For a graphic and classical addition to your decor, there is nothing like a jolt of black. Per Real Simple, second to white, it's the preferred paint application for interior doors. A no-brainer in design, the outlet explains that black doors are simultaneously timeless and a statement. They complement every style, including traditional, modern, maximalist, and farmhouse. According to Chris Loves Julia, they were the perfect solution for the designer's modern cottage, and she lamented waiting so long to have painted them. As black often appears in elements throughout a home, such as in light fixtures and hardware, doors in the same color will feel cohesive. In Chris Loves Julia's home, the stair banister and window casings were already black, making it a natural choice.

Hadley Court calls black ... you guessed it, a neutral.

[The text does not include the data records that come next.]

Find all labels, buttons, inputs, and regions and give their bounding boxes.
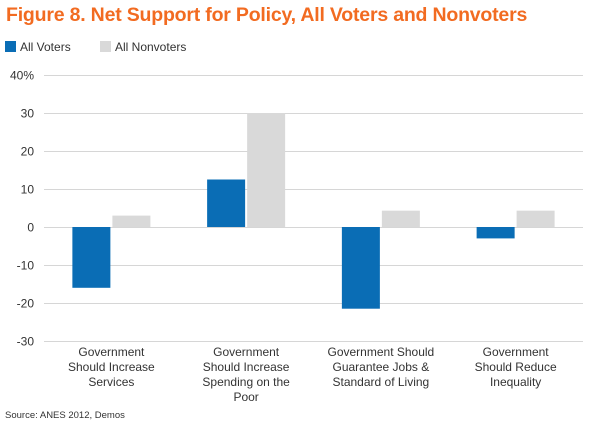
x-tick-label: Government Should Increase Services	[68, 345, 155, 389]
bar-all-voters	[341, 227, 380, 309]
bar-all-nonvoters	[516, 210, 555, 227]
source-note: Source: ANES 2012, Demos	[5, 410, 125, 421]
legend-swatch-all-nonvoters	[100, 41, 111, 52]
y-tick-label: -30	[17, 335, 35, 349]
y-tick-label: 40%	[10, 69, 34, 83]
bar-all-voters	[72, 227, 111, 288]
bar-all-voters	[476, 227, 515, 239]
bar-all-nonvoters	[247, 113, 286, 227]
legend-label-all-voters: All Voters	[20, 40, 71, 54]
legend-item-all-voters: All Voters	[5, 40, 71, 54]
bar-all-nonvoters	[112, 215, 151, 227]
x-tick-label: Government Should Guarantee Jobs & Standar…	[328, 345, 435, 389]
x-tick-label: Government Should Increase Spending on the…	[202, 345, 290, 404]
legend-swatch-all-voters	[5, 41, 16, 52]
y-tick-label: 20	[21, 145, 35, 159]
bar-all-voters	[207, 179, 246, 227]
legend-label-all-nonvoters: All Nonvoters	[115, 40, 187, 54]
x-tick-label: Government Should Reduce Inequality	[475, 345, 557, 389]
chart-title: Figure 8. Net Support for Policy, All Vo…	[6, 4, 528, 26]
y-tick-label: -10	[17, 259, 35, 273]
y-tick-label: 10	[21, 183, 35, 197]
y-tick-label: 0	[27, 221, 34, 235]
legend-item-all-nonvoters: All Nonvoters	[100, 40, 186, 54]
y-tick-label: -20	[17, 297, 35, 311]
y-tick-label: 30	[21, 107, 35, 121]
bar-all-nonvoters	[381, 210, 420, 227]
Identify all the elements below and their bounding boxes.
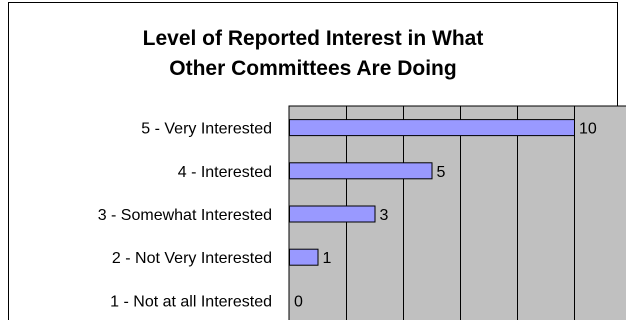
bar — [289, 119, 575, 137]
data-label: 1 — [323, 250, 332, 267]
category-label: 2 - Not Very Interested — [112, 250, 272, 267]
chart-title-line-2: Other Committees Are Doing — [169, 57, 457, 80]
data-label: 10 — [579, 121, 597, 138]
bar — [289, 162, 433, 180]
bar — [289, 205, 376, 223]
category-label: 3 - Somewhat Interested — [98, 207, 272, 224]
chart-title: Level of Reported Interest in What Other… — [8, 24, 618, 84]
category-label: 4 - Interested — [178, 164, 272, 181]
data-label: 5 — [437, 164, 446, 181]
category-label: 1 - Not at all Interested — [110, 293, 272, 310]
chart-title-line-1: Level of Reported Interest in What — [142, 27, 484, 50]
category-label: 5 - Very Interested — [141, 121, 272, 138]
data-label: 0 — [294, 293, 303, 310]
bar — [289, 248, 319, 266]
data-label: 3 — [380, 207, 389, 224]
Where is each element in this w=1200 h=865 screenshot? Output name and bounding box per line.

But, even better, because in her opinion, it is transformative, contributing glamor and making builder-grade doors appear more expensive. She notes that black doors are an instant focal point and add an impression of height to a space, and from a practical perspective, they disguise dirt. Warm brass is complementary hardware and Hadley Court's favorite, yet anything goes. Consider matching the metal and finish with the feeling of the preferred style in the home; antiqued for classic design, matte and oil rubbed for farmhouse and rustic decor, and polished for modern and high-drama spaces.

4. Greige

Neutral paint colors are justifiably a staple in decorating. Clare recommends a fresh grey-beige for a minimalist take and suggests that layering with additional tonal whites, such as in the wall color, furniture, and cabinetry, creates a depth of design one tint alone could not. Another benefit to the muted tint is that it doesn't compete for attention, allowing other elements in the space to be the focus. Because it provides room to step into some bold decorating decisions, painting doors a subdued mushroom is not necessarily a dismissal of color. Our Fifth House chose the neutral for her pantry door for its discreet presence in her kitchen, explaining that she wanted the red stools and lighting fixtures to remain the important items visually. Function was another key consideration since the previously white high-traffic door too readily displayed smudges and fingerprints.

Though opinions vary on whether all interior doors and trim should match, an accommodating grey-beige makes that an option. Our Fifth House noted that while her doors are not all in the same shade, they are different values of a particular neutral palette. Keep in mind that one paint choice will create design uniformity and continuity, whereas using dissimilar tones will garner attention. Some further propose a distinct color for each side — one of them being a neutral tone opens the door for any other color to make its way into the scheme.